Bending the Third Rail
Because We Should, We Can, We Do
Tuesday, October 31, 2006
Makes Sense To Me
It's really too bad that policy, particularly drug policy, isn't based on some type of logic and research rather than superstition and discomfort.

Spencer Akerman has a great post discussing street drug dealers. He makes a very good argument that having drug dealers on your street corner makes it safer, not more dangerous, despite your personal discomfort:
On both blocks, however, not a hair on my head was touched. That's for a very simple reason, one The Wire explains time and again: violence on drug corners is extremely bad for business. No one can sell anything when two crews are beefing. You have to bring in extra muscle, which is expensive.
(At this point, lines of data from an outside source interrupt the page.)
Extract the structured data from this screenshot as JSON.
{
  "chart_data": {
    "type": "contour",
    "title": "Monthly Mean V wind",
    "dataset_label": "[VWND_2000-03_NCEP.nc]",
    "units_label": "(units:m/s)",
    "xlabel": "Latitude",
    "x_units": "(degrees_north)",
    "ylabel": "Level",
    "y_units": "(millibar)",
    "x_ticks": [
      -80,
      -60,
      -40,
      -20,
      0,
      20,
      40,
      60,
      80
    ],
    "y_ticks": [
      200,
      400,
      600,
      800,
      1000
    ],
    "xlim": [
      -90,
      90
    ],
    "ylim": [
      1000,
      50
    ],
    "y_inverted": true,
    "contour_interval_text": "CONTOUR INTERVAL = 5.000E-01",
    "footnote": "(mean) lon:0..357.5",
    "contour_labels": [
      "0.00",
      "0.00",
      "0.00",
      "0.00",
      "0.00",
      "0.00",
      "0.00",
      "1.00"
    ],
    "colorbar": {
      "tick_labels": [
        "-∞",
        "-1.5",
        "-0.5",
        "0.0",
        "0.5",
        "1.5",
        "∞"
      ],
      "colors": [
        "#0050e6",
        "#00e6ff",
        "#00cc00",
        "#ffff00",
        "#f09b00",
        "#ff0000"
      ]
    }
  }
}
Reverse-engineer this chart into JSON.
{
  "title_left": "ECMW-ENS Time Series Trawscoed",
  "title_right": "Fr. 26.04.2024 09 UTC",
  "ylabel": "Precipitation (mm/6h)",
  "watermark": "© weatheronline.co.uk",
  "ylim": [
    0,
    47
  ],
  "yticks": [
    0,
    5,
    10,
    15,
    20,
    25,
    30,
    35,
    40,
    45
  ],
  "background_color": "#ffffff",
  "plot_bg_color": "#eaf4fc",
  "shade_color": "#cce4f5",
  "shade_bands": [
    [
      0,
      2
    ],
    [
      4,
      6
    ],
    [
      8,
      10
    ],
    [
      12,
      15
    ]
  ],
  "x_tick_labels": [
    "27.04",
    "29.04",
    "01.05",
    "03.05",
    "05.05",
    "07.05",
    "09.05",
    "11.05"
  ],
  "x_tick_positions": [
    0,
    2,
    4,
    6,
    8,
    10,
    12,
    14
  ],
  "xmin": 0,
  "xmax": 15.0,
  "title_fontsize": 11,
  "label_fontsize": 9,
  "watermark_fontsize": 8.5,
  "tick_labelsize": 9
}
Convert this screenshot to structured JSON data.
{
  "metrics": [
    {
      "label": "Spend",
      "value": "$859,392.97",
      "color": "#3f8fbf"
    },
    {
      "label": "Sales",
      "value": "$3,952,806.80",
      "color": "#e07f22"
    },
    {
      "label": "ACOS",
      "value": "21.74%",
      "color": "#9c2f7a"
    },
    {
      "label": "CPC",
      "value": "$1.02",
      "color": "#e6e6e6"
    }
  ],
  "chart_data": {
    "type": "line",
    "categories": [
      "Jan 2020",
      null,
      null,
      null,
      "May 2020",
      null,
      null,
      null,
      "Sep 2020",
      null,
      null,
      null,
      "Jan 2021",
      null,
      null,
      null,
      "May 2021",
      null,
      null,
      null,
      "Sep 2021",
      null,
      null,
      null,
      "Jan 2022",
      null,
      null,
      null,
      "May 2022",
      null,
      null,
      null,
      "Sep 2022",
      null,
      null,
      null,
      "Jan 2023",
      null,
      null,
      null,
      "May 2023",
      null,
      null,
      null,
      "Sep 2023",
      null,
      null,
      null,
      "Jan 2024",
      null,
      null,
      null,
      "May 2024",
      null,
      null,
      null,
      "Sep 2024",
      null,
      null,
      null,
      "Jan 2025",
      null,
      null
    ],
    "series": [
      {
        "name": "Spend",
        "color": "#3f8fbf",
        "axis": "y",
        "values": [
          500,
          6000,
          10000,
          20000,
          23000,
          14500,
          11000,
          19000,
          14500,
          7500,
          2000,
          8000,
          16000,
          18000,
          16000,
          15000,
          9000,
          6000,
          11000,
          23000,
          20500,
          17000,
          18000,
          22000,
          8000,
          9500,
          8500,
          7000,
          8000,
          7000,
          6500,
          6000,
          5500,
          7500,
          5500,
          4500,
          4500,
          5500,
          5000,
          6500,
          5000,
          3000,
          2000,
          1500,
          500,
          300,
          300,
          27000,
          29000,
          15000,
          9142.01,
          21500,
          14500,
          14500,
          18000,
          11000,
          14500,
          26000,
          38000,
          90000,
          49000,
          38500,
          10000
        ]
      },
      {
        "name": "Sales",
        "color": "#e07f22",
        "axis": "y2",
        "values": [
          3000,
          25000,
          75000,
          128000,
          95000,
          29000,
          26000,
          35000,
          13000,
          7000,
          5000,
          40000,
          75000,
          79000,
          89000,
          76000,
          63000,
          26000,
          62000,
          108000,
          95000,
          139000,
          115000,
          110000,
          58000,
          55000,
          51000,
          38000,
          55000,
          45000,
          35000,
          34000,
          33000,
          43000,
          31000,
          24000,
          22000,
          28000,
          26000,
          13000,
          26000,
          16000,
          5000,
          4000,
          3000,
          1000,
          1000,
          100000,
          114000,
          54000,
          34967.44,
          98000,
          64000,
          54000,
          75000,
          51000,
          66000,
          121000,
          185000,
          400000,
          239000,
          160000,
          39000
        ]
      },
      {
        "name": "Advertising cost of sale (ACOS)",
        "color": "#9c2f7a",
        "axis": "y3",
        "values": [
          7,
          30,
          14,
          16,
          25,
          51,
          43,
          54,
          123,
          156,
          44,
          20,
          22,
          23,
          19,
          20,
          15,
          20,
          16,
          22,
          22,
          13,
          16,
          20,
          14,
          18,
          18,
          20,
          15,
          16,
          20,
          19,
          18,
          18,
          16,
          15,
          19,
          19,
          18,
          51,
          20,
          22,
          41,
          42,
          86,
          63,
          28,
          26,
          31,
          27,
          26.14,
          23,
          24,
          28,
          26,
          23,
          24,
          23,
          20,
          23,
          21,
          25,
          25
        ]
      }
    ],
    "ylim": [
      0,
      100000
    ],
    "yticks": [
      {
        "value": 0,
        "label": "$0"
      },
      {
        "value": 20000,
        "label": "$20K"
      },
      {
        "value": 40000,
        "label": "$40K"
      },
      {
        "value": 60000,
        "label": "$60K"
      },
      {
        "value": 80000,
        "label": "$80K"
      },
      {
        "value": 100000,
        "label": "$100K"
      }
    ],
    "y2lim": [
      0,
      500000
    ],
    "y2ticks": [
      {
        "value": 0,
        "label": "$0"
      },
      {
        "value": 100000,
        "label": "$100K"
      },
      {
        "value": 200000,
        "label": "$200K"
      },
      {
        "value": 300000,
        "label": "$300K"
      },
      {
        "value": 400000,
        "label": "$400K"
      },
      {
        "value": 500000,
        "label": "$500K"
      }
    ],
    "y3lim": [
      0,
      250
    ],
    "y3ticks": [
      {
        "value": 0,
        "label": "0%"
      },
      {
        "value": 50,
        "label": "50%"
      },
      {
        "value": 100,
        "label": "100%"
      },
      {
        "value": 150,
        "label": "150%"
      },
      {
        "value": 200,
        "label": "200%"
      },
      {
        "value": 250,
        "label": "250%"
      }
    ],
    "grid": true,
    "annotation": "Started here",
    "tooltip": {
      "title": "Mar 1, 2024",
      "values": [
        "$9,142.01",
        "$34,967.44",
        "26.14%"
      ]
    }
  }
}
And the extra police presence makes the whole thing a genuine nuisence. The last thing especially any crew wants is to piss off a civilian resident more than absolutely necessary, since those are the people who, pushed too far, will raise hell at neighborhood, precinct and even city council meetings -- which is, again, bad for business. Letting civilians walk on by without harassment, by contrast, is a sound business plan.
He further correctly points out that "no-mans land" is a far more dangerous place to be than the territory controlled by a drug lord.

Of course we could get rid of most of this altogether with legalization of drugs, turning it into the medical problem it is rather than a criminal one. But that would be too logical now, wouldn't it?